= Mark Tooley =

American writer (born 1965)

Mark Tooley

Mark Tooley (born 1965) is an American Methodist layman and writer. He is a lifelong member of the United Methodist Church, who became president of the Washington-D.C.–based Institute on Religion and Democracy (IRD), in 2009, an ecumenical religious think tank that makes Christian arguments for democracy, human rights and religious freedom.

==Life==
Tooley is a graduate of Georgetown University. He has worked for IRD since 1994, prior to which he worked for the CIA. His articles have appeared in Wall Street Journal, World, National Review and elsewhere. He is editor of Providence: A Journal of Christianity and American Foreign Policy, which espouses Christian Realism.

He is the author of Taking Back the United Methodist Church.

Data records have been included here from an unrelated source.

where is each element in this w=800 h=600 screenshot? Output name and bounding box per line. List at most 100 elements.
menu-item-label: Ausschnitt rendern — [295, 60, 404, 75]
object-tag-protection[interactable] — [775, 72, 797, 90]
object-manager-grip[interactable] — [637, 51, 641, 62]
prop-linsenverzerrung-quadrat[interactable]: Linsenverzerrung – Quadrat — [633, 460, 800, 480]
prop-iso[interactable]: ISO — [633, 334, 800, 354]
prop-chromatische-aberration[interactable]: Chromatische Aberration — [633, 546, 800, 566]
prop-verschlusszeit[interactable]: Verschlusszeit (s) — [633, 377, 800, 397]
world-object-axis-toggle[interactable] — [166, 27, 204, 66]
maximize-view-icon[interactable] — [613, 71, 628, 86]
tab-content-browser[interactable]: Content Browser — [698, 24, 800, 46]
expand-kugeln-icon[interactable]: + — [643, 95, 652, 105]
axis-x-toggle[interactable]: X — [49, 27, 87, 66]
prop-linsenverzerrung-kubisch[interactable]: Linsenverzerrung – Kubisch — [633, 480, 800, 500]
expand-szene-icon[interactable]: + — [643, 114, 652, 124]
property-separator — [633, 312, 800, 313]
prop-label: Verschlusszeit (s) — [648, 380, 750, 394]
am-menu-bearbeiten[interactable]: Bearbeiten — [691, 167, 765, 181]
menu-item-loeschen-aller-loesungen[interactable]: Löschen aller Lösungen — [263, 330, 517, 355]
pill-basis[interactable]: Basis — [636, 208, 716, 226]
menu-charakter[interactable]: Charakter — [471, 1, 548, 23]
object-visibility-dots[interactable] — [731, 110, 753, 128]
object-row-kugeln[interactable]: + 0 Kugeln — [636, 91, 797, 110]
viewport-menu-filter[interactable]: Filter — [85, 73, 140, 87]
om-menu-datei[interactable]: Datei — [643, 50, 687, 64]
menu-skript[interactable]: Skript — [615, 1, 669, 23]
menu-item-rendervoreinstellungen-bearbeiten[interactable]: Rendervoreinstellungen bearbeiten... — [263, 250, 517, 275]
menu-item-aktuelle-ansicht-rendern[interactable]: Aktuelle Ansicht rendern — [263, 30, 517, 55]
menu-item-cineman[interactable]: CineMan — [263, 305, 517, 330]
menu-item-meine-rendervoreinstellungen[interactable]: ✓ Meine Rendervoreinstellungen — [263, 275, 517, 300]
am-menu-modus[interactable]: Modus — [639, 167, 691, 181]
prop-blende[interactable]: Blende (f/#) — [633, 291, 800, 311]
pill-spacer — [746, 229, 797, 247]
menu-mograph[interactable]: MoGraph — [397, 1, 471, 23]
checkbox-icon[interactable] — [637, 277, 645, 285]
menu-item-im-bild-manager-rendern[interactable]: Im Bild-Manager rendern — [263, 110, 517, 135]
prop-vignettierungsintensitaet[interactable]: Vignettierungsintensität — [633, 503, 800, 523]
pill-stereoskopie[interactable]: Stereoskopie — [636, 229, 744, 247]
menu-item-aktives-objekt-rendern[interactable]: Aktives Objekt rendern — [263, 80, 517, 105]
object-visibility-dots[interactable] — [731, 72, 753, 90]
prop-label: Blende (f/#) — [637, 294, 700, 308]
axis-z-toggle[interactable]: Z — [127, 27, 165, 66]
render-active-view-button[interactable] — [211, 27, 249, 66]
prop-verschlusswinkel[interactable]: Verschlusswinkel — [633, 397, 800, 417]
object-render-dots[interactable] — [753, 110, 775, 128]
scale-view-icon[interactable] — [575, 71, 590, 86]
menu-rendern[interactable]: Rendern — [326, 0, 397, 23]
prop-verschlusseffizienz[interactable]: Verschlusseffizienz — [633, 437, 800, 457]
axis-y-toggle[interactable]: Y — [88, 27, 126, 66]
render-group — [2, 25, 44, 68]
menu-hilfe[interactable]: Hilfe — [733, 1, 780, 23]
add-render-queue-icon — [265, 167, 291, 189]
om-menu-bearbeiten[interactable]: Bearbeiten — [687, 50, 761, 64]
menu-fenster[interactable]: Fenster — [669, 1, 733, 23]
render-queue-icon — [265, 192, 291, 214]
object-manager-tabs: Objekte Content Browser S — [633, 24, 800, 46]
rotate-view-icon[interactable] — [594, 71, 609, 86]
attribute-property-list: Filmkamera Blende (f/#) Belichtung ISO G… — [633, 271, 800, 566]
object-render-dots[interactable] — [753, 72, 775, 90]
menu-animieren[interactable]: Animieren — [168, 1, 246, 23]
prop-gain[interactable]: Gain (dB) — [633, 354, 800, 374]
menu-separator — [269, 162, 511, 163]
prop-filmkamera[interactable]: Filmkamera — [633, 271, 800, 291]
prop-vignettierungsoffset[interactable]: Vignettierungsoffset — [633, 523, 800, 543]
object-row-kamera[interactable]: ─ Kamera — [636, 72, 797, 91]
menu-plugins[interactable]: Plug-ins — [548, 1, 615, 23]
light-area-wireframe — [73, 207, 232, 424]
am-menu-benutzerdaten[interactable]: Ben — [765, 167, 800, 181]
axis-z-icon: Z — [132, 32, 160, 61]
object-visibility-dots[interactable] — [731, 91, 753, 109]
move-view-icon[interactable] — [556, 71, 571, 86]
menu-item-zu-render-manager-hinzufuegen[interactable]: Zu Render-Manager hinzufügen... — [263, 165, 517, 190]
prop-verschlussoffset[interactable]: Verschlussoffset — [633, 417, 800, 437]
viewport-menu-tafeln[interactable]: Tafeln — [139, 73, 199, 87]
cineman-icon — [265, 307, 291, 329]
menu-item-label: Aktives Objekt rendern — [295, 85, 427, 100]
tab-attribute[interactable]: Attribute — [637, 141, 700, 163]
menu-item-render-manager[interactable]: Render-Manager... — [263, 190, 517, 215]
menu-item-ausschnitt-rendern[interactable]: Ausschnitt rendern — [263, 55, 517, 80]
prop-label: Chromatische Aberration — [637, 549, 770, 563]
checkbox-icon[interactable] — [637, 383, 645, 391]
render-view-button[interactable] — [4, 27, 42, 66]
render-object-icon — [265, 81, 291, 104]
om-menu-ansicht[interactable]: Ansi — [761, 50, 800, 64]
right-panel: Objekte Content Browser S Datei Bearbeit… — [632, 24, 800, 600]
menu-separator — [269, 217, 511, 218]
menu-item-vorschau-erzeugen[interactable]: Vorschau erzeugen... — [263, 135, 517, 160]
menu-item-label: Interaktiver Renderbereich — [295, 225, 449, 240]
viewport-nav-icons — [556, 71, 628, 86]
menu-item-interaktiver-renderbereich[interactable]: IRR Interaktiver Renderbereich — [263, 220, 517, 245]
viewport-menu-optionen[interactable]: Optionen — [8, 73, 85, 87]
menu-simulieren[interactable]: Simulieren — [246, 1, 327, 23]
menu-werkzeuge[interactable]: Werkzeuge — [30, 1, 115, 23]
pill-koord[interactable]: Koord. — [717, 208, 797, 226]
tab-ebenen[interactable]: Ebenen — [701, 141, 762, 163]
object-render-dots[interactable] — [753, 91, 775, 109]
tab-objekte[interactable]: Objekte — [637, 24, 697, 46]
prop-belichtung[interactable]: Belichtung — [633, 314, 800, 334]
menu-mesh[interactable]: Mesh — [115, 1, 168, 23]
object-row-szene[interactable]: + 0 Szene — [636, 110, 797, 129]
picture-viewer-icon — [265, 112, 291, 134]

Tooley was featured in the October 10, 2009 issue of World magazine.

In November 2009, Tooley signed an ecumenical statement known as the Manhattan Declaration calling on Evangelicals, Catholics and Orthodox not to comply with rules and laws permitting abortion, same-sex marriage and other matters that go against their religious consciences.

Tooley authored Methodism & Politics in the 20th Century: From William McKinley to 9-11 (2011), the first comprehensive overview of the political witness of what was once America's largest Protestant denomination.

In 2015 Tooley's book, The Peace That Almost Was: The Forgotten Story of the 1861 Washington Peace Conference and the Final Attempt to Avert the Civil War was published by Thomas Nelson/Harper Collins.

Tooley has contributed chapters to The New Christian Zionism: Fresh Perspectives on Israel and the Land, Race and Covenant: Recovering the Religious Roots for American Reconciliation, The Next Methodism: Theological, Social, and Missional Foundations for Global Methodism, and Just War and Christian Traditions, as well as the foreword to That Blessed Liberty.

==Works==
- Methodism and Politics in the 20th Century from William McKinley to 9/11, Bristol House, 2011, ISBN 9781885224712
- "The Peace That Almost Was: The Forgotten Story of the 1861 Washington Peace Conference and the Final Attempt to Avert the Civil War" (2015)
- Three Weeks Till Hell Breaks Loose, Harpercollins Christian Pub, 2015, ISBN 9780529110596
- Mark 2 Mark, pitched pilot for an ABC Family sitcom starring Mark Tooley as a CIA Agent who has fallen on hard times after the Cold War, who rents a room from Mark Wahlberg, actor and life coach.